[11 August 2003]
Anyone remember the Booker T. & the MG’s record McLemore Avenue? Released a shade past the group’s heyday in 1970, it featured Booker T. and company stepping out with a whole LP’s worth of Beatles covers, even going so far as to spoof the Abbey Road album cover with the band photographed crossing McLemore Avenue in their native Memphis, Tennessee. While it’s certainly fun to have around as a novelty piece, hearing Booker and the band groan their way through several of Abbey Road‘s side two medleys is a guilty pleasure that gets far more mileage as a party favor than a piece of serious listening.
Dr. Lonnie Smith‘s (not to be confused with the far more cosmic Lonnie Liston Smith) new Boogaloo to Beck CD operates on a similar premise. It’s a clever concept—one of soul-jazz’s premier organists and his hotshot band cutting an entire record of Beck covers—but unfortunately, it’s one that looks better on paper than it sounds in execution. Smith and his group, which features guitarist Doug Munro, drummer Lafrae Sci, and special guest tenor saxophonist David “Fathead” Newman, groove their way through nine career-spanning Beck compositions, touching on the obvious hits (“Loser”, “Where It’s At”) while tackling a couple of less likely numbers along the way.
Guitarist Munro crafted all of the record’s arrangements, remaining largely faithful to the originals while shaping them into vehicles for the more solo-oriented soul-jazz aesthetic. While he does add an unexpected twist here and there, one gets the feeling that it wasn’t all that difficult an adaptation—after all, there’s plenty of groove inherent in Beck’s music (now Tool, that would’ve been a challenge!). Regardless, the entire band plays loosely and with a lot of feeling, so that even though it’s not exactly a radical concept, it’s still an entertaining set of music.

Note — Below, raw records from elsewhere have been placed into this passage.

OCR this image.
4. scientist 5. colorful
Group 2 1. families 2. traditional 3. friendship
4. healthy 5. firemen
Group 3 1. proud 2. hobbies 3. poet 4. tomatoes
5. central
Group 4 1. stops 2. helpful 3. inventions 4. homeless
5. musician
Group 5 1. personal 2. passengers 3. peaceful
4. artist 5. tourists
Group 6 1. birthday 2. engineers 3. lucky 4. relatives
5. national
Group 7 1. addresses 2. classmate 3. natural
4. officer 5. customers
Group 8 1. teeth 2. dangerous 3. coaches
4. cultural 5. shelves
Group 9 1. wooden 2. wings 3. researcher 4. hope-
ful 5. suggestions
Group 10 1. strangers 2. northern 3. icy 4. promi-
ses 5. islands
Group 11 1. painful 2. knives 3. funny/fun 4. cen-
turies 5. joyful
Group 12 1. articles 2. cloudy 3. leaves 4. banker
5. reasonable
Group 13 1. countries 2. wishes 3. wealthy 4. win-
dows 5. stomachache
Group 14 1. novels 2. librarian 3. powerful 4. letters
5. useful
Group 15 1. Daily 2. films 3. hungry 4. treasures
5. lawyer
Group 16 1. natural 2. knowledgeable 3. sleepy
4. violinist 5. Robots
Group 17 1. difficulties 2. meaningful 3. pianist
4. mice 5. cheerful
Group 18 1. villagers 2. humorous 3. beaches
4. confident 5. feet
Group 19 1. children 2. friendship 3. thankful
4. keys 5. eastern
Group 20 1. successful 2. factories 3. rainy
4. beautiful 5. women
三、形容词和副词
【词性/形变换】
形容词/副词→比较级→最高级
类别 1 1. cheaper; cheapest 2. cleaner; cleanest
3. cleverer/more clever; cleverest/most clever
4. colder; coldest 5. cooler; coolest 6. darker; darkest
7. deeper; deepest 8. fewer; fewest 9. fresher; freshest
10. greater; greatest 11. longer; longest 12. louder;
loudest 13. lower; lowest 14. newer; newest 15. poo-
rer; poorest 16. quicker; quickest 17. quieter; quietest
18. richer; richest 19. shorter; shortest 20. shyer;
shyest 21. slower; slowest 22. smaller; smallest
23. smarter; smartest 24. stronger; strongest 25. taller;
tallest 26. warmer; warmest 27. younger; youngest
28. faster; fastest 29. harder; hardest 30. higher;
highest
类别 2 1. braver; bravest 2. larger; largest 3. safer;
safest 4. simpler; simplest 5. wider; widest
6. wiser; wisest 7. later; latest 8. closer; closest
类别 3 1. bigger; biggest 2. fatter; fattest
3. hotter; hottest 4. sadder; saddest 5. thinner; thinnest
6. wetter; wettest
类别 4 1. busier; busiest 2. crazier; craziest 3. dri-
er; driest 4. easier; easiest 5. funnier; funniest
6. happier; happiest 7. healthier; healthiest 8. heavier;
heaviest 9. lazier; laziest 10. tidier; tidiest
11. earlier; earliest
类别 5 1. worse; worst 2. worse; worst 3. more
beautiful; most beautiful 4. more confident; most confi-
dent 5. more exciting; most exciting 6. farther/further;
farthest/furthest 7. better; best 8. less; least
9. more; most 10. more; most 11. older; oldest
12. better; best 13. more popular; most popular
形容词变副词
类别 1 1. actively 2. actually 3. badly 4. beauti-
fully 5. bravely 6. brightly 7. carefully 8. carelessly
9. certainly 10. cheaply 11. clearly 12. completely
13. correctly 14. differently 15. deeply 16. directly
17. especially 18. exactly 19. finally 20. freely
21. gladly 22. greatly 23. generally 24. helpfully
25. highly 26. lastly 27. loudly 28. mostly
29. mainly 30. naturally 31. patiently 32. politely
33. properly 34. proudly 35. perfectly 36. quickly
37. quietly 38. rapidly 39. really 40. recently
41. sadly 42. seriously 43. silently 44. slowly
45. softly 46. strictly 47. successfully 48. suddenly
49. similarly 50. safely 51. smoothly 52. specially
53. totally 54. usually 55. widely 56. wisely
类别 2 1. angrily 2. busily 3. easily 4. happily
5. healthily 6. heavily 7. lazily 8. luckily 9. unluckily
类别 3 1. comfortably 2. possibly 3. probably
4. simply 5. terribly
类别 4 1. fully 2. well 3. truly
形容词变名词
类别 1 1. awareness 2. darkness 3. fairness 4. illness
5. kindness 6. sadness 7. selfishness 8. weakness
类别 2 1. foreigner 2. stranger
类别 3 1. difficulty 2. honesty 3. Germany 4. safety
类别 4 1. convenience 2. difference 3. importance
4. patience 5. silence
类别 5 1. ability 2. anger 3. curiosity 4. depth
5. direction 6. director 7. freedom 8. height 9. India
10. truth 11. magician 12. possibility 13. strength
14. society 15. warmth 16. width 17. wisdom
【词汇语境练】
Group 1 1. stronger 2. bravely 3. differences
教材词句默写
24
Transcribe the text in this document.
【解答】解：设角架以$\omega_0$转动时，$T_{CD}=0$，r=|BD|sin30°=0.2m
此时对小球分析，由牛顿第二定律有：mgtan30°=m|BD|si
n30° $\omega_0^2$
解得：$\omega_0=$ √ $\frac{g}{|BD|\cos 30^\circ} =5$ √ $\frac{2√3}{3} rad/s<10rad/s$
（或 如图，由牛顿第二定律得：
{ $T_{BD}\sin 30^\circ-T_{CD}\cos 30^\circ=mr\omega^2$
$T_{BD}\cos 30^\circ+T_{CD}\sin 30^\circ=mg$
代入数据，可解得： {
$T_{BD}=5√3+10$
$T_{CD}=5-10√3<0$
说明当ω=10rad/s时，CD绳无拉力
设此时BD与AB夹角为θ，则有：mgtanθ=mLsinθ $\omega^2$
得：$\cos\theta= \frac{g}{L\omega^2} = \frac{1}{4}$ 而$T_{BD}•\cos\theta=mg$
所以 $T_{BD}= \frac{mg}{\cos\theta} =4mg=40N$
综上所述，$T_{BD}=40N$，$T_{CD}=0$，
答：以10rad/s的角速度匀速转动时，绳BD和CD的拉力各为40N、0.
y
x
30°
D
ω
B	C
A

Strangely enough, the tracks taken from Beck’s Midnite Vultures disc make the best transitions to boogaloo form—“Sexx Laws”, with Sci working wonders out of a JB’s-style funky drummer beat under Fathead’s solo, and the Dr.‘s scatting along with his solo break on “Mixed Buziness” are two of the album’s most endearing moments. “Where It’s At” also proves to be a perfect soul-jazz vehicle, as the Fathead-less trio succinctly captures Beck’s folk-hop vibe. The most fascinating performance, however, is another Odelay track; “Devil’s Haircut” finds Munro using some rock guitar effects to liven up the trio, as Smith responds in kind with some tonal explorations of his own.
Unfortunately the highs aren’t sufficient enough to offset the lows, as most of the remaining tracks either outstay the novelty or fall flat to begin with—the droll elevator music take on “Tropicalia”, the tepid blues shuffle of “He’s a Mighty Good Leader”, and the bland swing arrangement of “The New Pollution” are all prime examples. But the quartet’s downright weak attempt at “Loser” is unforgivable, fading out at the three-minute mark without ever coming together as anything remotely resembling a master take—from a marketing standpoint it’s obvious why it was still included, but for that same reason one would think they’d have tried a couple more takes to yield something more definitive.
Yet it’s that same sense of kitsch marketing that will probably make this release more popular with Beck fans than staunch jazz aficionados, because even though the playing is solid throughout (or, in Lafrae Sci’s case, exceptional) the results still come out as an unremarkable jazz session. But even if it doesn’t work from a jazz standpoint, it’s ideal for those moments when a party or DJ set needs a hefty curveball to spice things up.